A cremação está marcada para às 15h. Há 25 anos, o cartunista deu uma entrevista ao Estadão revelando um plano inusitado após a morte: desejava que seu corpo fosse cremado e suas cinzas espalhadas pelos bares que frequentou.
Carreira
Sérgio Jaguaribe nasceu em 29 de fevereiro de 1932, no Estácio, na região central do Rio. Filho de paulistas, cresceu cercado pela literatura e pelas artes, o que cedo o direcionou ao desenho e à sátira.

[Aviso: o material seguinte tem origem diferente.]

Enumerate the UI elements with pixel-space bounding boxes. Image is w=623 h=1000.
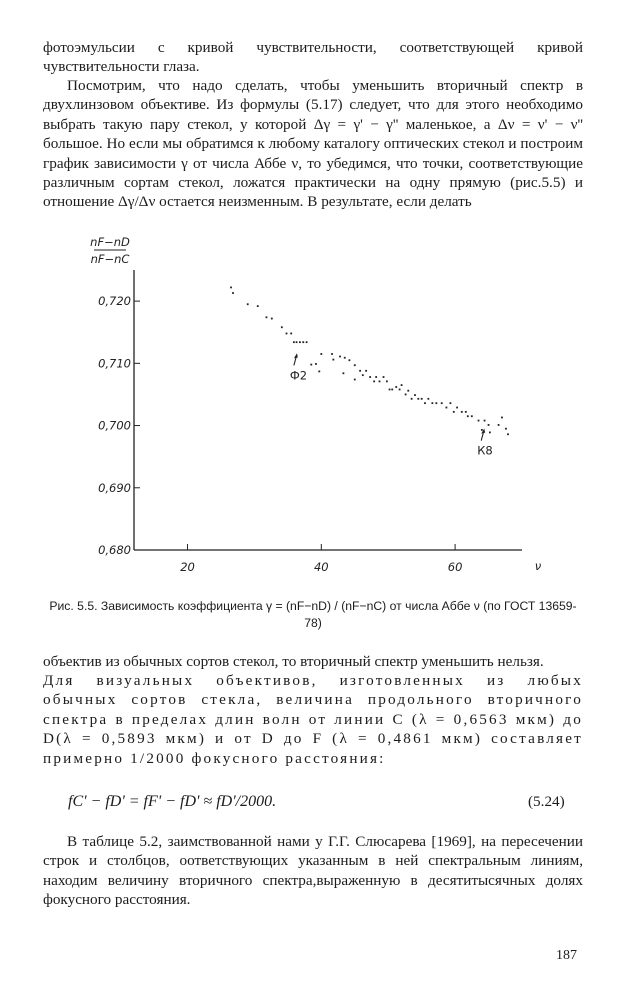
scatter-point bbox=[501, 417, 503, 419]
scatter-point bbox=[465, 411, 467, 413]
scatter-point bbox=[395, 386, 397, 388]
scatter-point bbox=[290, 333, 292, 335]
scatter-point bbox=[318, 371, 320, 373]
scatter-point bbox=[344, 357, 346, 359]
scatter-point bbox=[306, 341, 308, 343]
scatter-point bbox=[332, 359, 334, 361]
scatter-point bbox=[379, 380, 381, 382]
scatter-point bbox=[507, 433, 509, 435]
scatter-point bbox=[320, 353, 322, 355]
scatter-point bbox=[411, 398, 413, 400]
x-tick-label: 20 bbox=[180, 560, 195, 574]
scatter-point bbox=[247, 303, 249, 305]
scatter-point bbox=[296, 341, 298, 343]
paragraph-2: Посмотрим, что надо сделать, чтобы уменьшить вторичный спектр в двухлинзовом объективе. Из формулы (5.17) следует, что для этого необходимо выбрать такую пару стекол, у которой Δγ = γ' − γ'' маленькое, а Δν = ν' − ν'' большое. Но если мы обратимся к любому каталогу оптических стекол и построим график зависимости γ от числа Аббе ν, то убедимся, что точки, соответствующие различным сортам стекол, ложатся практически на одну прямую (рис.5.5) и отношение Δγ/Δν остается неизменным. В результате, если делать bbox=[43, 77, 583, 211]
scatter-point bbox=[456, 407, 458, 409]
scatter-point bbox=[407, 390, 409, 392]
scatter-point bbox=[354, 379, 356, 381]
scatter-point bbox=[424, 402, 426, 404]
y-tick-label: 0,680 bbox=[98, 543, 131, 557]
scatter-point bbox=[489, 432, 491, 434]
annotation-label: К8 bbox=[477, 443, 493, 458]
y-label-numerator: nF−nD bbox=[90, 235, 130, 249]
scatter-point bbox=[414, 394, 416, 396]
scatter-point bbox=[302, 341, 304, 343]
scatter-point bbox=[266, 316, 268, 318]
scatter-point bbox=[435, 402, 437, 404]
equation-number: (5.24) bbox=[528, 793, 565, 810]
x-tick-label: 40 bbox=[313, 560, 329, 574]
page-number: 187 bbox=[556, 948, 577, 963]
scatter-point bbox=[478, 420, 480, 422]
scatter-point bbox=[467, 415, 469, 417]
scatter-point bbox=[471, 415, 473, 417]
scatter-point bbox=[365, 370, 367, 372]
scatter-point bbox=[461, 411, 463, 413]
figure-caption: Рис. 5.5. Зависимость коэффициента γ = (nF−nD) / (nF−nC) от числа Аббе ν (по ГОСТ 13659-78) bbox=[49, 599, 577, 630]
scatter-point bbox=[359, 370, 361, 372]
x-axis-label: ν bbox=[534, 559, 542, 573]
scatter-point bbox=[232, 292, 234, 294]
figure-5-5-chart bbox=[90, 228, 550, 588]
scatter-point bbox=[386, 380, 388, 382]
x-tick-label: 60 bbox=[447, 560, 463, 574]
scatter-point bbox=[391, 389, 393, 391]
scatter-point bbox=[362, 374, 364, 376]
paragraph-1: фотоэмульсии с кривой чувствительности, соответствующей кривой чувствительности глаза. bbox=[43, 39, 583, 76]
scatter-point bbox=[310, 364, 312, 366]
scatter-point bbox=[375, 376, 377, 378]
scatter-point bbox=[293, 341, 295, 343]
scatter-point bbox=[331, 353, 333, 355]
paragraph-4: В таблице 5.2, заимствованной нами у Г.Г. Слюсарева [1969], на пересечении строк и столбцов, оответствующих указанным в ней спектральным линиям, находим величину вторичного спектра,выраженную в десятитысячных долях фокусного расстояния. bbox=[43, 833, 583, 909]
scatter-point bbox=[488, 424, 490, 426]
y-axis-label bbox=[90, 235, 130, 266]
paragraph-3: объектив из обычных сортов стекол, то вторичный спектр уменьшить нельзя. bbox=[43, 653, 544, 670]
scatter-point bbox=[349, 359, 351, 361]
scatter-point bbox=[405, 394, 407, 396]
scatter-point bbox=[484, 420, 486, 422]
scatter-point bbox=[315, 363, 317, 365]
scatter-point bbox=[453, 411, 455, 413]
scatter-point bbox=[389, 389, 391, 391]
y-label-denominator: nF−nC bbox=[90, 252, 130, 266]
scatter-point bbox=[383, 376, 385, 378]
y-tick-label: 0,710 bbox=[98, 356, 131, 371]
y-tick-label: 0,720 bbox=[98, 294, 131, 309]
scatter-point bbox=[399, 389, 401, 391]
scatter-point bbox=[230, 287, 232, 289]
formula-5-24: fC' − fD' = fF' − fD' ≈ fD'/2000. bbox=[68, 793, 277, 810]
scatter-point bbox=[354, 364, 356, 366]
scatter-point bbox=[271, 318, 273, 320]
scatter-point bbox=[339, 356, 341, 358]
scatter-point bbox=[498, 424, 500, 426]
scatter-point bbox=[441, 402, 443, 404]
scatter-point bbox=[417, 398, 419, 400]
scatter-point bbox=[481, 429, 483, 431]
scatter-point bbox=[342, 372, 344, 374]
scatter-point bbox=[373, 380, 375, 382]
y-tick-label: 0,690 bbox=[98, 480, 131, 495]
scatter-point bbox=[299, 341, 301, 343]
scatter-point bbox=[281, 326, 283, 328]
scatter-point bbox=[286, 333, 288, 335]
scatter-point bbox=[369, 376, 371, 378]
scatter-point bbox=[450, 402, 452, 404]
scatter-point bbox=[257, 305, 259, 307]
scatter-point bbox=[431, 402, 433, 404]
scatter-point bbox=[427, 398, 429, 400]
scatter-point bbox=[421, 398, 423, 400]
scatter-point bbox=[446, 407, 448, 409]
paragraph-3-continued: Для визуальных объективов, изготовленных из любых обычных сортов стекла, величина продольного вторичного спектра в пределах длин волн от линии C (λ = 0,6563 мкм) до D(λ = 0,5893 мкм) и от D до F (λ = 0,4861 мкм) составляет примерно 1/2000 фокусного расстояния: bbox=[43, 672, 583, 767]
y-tick-label: 0,700 bbox=[98, 418, 131, 433]
annotation-label: Ф2 bbox=[289, 368, 308, 383]
scatter-point bbox=[505, 428, 507, 430]
scatter-point bbox=[401, 384, 403, 386]
annotation-arrowhead bbox=[294, 353, 298, 358]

Começou a sua carreira em 1952, ainda como funcionário do Banco do Brasil, ao publicar seus primeiros desenhos na revista Manchete, onde adotou o pseudônimo de Jaguar — sugestão do cartunista Borjalo.

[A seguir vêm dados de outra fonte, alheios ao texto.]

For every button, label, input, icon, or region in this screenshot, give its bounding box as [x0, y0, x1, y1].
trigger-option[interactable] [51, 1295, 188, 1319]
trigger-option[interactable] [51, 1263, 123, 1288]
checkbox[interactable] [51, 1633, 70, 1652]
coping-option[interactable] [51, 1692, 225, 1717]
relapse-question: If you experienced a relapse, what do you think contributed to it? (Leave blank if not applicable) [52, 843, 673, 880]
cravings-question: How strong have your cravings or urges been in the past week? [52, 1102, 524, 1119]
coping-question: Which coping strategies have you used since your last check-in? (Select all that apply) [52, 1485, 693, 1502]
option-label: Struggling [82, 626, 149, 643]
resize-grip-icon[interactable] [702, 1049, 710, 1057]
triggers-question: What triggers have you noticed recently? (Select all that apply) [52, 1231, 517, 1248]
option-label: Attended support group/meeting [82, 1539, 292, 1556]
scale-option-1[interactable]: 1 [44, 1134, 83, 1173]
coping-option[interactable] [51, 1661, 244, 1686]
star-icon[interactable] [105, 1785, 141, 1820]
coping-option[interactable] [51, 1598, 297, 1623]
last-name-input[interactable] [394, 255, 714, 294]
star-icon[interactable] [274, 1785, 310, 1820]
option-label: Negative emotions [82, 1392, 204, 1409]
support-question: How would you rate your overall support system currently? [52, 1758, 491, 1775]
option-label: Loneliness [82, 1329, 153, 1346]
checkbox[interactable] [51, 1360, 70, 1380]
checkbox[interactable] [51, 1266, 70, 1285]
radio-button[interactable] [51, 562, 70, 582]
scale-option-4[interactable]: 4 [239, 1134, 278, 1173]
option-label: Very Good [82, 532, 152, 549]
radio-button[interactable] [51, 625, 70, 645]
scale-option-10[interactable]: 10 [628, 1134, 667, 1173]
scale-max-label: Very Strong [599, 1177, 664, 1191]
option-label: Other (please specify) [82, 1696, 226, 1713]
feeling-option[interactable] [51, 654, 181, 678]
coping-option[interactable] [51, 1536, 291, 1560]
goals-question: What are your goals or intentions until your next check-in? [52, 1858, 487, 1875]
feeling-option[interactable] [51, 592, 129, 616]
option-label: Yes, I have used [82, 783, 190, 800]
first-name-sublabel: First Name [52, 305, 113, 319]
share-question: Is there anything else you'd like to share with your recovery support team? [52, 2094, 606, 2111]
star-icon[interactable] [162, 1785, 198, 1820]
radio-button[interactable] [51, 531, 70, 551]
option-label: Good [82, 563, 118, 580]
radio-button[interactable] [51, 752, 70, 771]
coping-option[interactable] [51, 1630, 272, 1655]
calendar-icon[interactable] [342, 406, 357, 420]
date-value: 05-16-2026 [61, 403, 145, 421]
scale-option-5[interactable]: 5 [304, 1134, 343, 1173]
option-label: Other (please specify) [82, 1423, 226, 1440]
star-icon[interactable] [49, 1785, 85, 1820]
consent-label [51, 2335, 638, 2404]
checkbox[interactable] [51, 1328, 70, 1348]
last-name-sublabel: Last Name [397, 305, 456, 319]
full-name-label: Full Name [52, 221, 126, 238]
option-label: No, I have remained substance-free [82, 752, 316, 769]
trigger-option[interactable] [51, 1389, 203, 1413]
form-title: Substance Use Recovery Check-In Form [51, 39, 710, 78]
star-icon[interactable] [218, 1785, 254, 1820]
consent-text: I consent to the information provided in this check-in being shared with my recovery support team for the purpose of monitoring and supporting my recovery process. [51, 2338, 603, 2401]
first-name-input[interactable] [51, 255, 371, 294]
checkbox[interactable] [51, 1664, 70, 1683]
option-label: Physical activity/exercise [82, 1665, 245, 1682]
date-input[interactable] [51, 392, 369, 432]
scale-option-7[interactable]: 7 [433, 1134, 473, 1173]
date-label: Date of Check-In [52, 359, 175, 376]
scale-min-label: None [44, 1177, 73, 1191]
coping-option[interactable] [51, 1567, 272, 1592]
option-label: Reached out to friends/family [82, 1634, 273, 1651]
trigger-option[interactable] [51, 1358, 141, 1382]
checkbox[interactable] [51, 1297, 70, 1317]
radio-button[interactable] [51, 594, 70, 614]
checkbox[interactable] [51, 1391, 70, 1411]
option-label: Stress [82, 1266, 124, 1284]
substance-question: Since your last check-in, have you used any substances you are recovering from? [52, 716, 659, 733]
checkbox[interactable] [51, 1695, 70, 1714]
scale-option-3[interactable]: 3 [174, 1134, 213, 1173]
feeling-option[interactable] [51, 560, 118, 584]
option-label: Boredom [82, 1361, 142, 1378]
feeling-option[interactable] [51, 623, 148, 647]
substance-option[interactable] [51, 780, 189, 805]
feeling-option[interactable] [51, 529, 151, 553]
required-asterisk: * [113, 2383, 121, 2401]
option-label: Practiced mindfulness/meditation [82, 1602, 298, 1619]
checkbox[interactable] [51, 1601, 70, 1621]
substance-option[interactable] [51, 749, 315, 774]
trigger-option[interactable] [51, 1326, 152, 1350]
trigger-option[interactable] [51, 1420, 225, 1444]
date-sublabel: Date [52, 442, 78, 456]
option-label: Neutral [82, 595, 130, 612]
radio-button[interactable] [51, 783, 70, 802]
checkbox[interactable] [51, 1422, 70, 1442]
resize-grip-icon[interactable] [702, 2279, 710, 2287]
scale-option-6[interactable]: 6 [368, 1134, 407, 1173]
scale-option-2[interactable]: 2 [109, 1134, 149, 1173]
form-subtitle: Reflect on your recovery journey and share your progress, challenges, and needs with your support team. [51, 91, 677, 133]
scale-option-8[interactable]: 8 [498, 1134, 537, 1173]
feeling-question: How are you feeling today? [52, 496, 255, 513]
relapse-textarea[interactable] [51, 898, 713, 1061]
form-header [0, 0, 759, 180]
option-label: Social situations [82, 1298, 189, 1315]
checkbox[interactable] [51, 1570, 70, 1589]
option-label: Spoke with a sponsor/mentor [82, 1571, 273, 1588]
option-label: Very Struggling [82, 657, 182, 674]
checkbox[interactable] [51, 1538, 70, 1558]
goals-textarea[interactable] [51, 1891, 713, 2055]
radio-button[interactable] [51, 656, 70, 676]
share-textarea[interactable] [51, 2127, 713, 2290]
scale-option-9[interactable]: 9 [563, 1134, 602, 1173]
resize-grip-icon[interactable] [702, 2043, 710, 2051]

Nos anos 1960, consolidou-se como um dos principais cartunistas brasileiros, publicando em revistas como Senhor, Semana, Civilização Brasileira, no semanário Pif-Paf, além dos jornais Última Hora e Tribuna da Imprensa.
Em 1969, foi um dos fundadores do semanário satírico O Pasquim, junto com Tarso de Castro e Sérgio Cabral. Jaguar foi o único do trio a permanecer até o fim da publicação, em 1991. Criou o ratinho Sig (abreviação de Sigmund Freud), que se tornou símbolo, mascote e mestre de cerimônias do periódico.
Durante a ditadura militar, o jornal enfrentou forte censura. Em 1970, a maior parte da redação foi presa após uma charge polêmica, inclusive Jaguar que ficou detido por três meses. Em 2008, a Comissão de Anistia do Ministério da Justiça o reconheceu, fazendo com que ele recebesse indenização de R$ 1 milhão, sendo a maior dentre os jornalistas anistiados.
Depois do fim de O Pasquim, trabalhou como editor no jornal A Notícia e, posteriormente, foi chargista, colunista, com a seção ‘Boteco do Jaguar’, e articulista no Jornal O DIA por mais de três décadas. Na redação da Rua Riachuelo, sempre esbanjava bom humor com os colegas.
Em 1968, lançou sua primeira coletânea de cartuns, Átila, você é bárbaro, que mais tarde foi relançada pela editora Sesi-SP, celebrada como uma ‘bíblia do cartunismo’ por admiradores. Também publicou Confesso que bebi (2001) — obra que mistura memórias e um guia dos bares cariocas.
Além do cartum, Jaguar teve papel ativo no Rio: foi um dos idealizadores do bloco carnavalesco Banda de Ipanema (1964), que ajudou a reviver o carnaval de rua na cidade. Recebeu a Medalha Pedro Ernesto (1998), que devolveu em 2006 em protesto contra sua concessão a figuras controversas.